Audrey Lukban’s How the Frame Decides thinks through archival material and its histories to unpack and challenge colonial narratives through the (re)presentations of power. Referencing objects, archival photographs, and specific moments in Philippine history, Lukban seeks to reveal how power and control is enacted in material and visual culture.
How the Frame Decides seemingly marks a conceptual departure from Lukban’s recent practice as a painter following her return to Manila from the Royal College of Art in London. From introspective interrogations of power in intimate spaces, working through self-portraiture and lush, ornate renderings of soft yet tense domestic settings – of which only traces of bodies are present – Lukban now turns to bodies as charged vessels of colonial history, one constantly controlled through language, taxonomy, and organization.

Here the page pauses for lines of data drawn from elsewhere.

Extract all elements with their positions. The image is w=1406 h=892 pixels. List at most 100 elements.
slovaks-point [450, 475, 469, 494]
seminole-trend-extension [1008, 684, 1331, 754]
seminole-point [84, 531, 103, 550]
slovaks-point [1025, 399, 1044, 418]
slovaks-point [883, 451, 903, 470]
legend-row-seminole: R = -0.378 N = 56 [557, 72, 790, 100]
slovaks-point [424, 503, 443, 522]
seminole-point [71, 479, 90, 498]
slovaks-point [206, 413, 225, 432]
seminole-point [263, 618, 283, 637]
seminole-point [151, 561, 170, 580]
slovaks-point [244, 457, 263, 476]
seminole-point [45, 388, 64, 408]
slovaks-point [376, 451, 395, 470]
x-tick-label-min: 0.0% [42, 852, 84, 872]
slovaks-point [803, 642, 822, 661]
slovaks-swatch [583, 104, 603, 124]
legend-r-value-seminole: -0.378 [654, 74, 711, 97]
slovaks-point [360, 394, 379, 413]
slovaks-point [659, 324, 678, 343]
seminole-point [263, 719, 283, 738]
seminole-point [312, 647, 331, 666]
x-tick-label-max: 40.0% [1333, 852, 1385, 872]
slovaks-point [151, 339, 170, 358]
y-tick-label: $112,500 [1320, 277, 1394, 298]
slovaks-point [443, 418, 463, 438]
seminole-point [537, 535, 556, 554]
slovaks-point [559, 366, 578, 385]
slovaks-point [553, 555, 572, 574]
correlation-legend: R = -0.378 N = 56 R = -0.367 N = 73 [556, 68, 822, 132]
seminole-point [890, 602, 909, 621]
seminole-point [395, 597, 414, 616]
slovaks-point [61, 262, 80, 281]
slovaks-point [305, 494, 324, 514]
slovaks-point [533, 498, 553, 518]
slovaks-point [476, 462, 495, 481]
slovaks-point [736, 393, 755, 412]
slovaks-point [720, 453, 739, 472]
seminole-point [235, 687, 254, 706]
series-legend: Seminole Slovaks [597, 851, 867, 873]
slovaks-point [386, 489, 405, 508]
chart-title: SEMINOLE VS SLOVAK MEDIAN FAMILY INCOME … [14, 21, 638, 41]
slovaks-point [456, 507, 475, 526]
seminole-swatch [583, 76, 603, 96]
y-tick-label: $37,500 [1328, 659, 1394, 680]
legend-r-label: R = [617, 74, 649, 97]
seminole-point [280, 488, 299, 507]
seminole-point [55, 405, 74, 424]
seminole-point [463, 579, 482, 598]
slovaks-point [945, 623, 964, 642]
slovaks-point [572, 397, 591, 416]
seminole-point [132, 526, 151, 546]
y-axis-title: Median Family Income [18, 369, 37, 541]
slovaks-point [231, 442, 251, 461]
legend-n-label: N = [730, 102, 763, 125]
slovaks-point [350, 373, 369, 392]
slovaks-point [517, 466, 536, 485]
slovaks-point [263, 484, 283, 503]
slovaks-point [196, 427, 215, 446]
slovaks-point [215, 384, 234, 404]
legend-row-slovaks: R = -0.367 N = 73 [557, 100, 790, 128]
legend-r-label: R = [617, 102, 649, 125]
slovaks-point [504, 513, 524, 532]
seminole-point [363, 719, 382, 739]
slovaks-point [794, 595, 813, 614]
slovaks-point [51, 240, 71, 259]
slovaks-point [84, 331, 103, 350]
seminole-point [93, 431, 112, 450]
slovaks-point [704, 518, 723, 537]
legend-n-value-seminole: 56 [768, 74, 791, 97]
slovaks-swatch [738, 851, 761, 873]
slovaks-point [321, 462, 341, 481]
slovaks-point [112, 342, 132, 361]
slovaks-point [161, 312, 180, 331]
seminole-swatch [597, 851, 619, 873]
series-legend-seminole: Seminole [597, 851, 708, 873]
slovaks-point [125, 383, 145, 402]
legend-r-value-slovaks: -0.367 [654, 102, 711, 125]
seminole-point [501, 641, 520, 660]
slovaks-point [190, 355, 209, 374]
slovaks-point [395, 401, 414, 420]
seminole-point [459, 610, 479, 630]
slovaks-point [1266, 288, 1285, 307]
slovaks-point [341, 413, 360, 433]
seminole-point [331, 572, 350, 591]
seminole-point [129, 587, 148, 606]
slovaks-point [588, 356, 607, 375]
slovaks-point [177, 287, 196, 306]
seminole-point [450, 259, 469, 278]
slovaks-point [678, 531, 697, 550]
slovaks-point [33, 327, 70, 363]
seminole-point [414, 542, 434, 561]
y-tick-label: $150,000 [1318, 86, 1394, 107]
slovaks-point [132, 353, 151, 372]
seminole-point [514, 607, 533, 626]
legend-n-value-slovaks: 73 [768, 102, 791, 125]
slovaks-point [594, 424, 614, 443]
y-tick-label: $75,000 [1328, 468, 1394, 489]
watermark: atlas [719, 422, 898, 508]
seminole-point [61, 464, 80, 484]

Through a series of oil on wood paintings and etched wooden panels, Lukban explores historical hierarchies enacted through image-making, seeking to understand how conceptions of the colonized are made and determined. In After Killing Magellan (2025), Lukban constructs a fractured painting of a figure lying prostrate. Installed on the ground, the work seeks to critique conventions of Western portraiture as typically wall-bound and fixed. In its fragmentation, Lukban personifies and visualizes the role of territorial management in colonization, explicitly thinking through the radical renaming, reshaping, and regrouping of the Philippine archipelago – geographical divisions that still persist to this day.
Lukban moreover examines the colonial act of the definition and grouping of bodies through an engagement with visual and material culture. She paints from archival records found in collections at the University of Michigan, reconstructing these photographs with a hazy and blurred quality. In doing so, she calls attention not to a fidelity of image, rather to the charged descriptions often found alongside these documents. Together with her paintings, wooden replicas of gilded frames from the National Portrait Gallery in London highlight the disparity in self-determination between the colonizer and the colonized. While the colonized body is one that has been subject to annotations and binaries, royals and nobles are free to commission their own portraiture.
How the Frame Decides interrogates how power is exercised, posing critical questions on agency and the right to recognition and (re)presentation. Through these works, Lukban invites viewers to rethink how colonial power has been enacted on bodies in history – not merely through the violent subjugation of land and its peoples, but through the seemingly inconsequential and invisible act of definition and classification.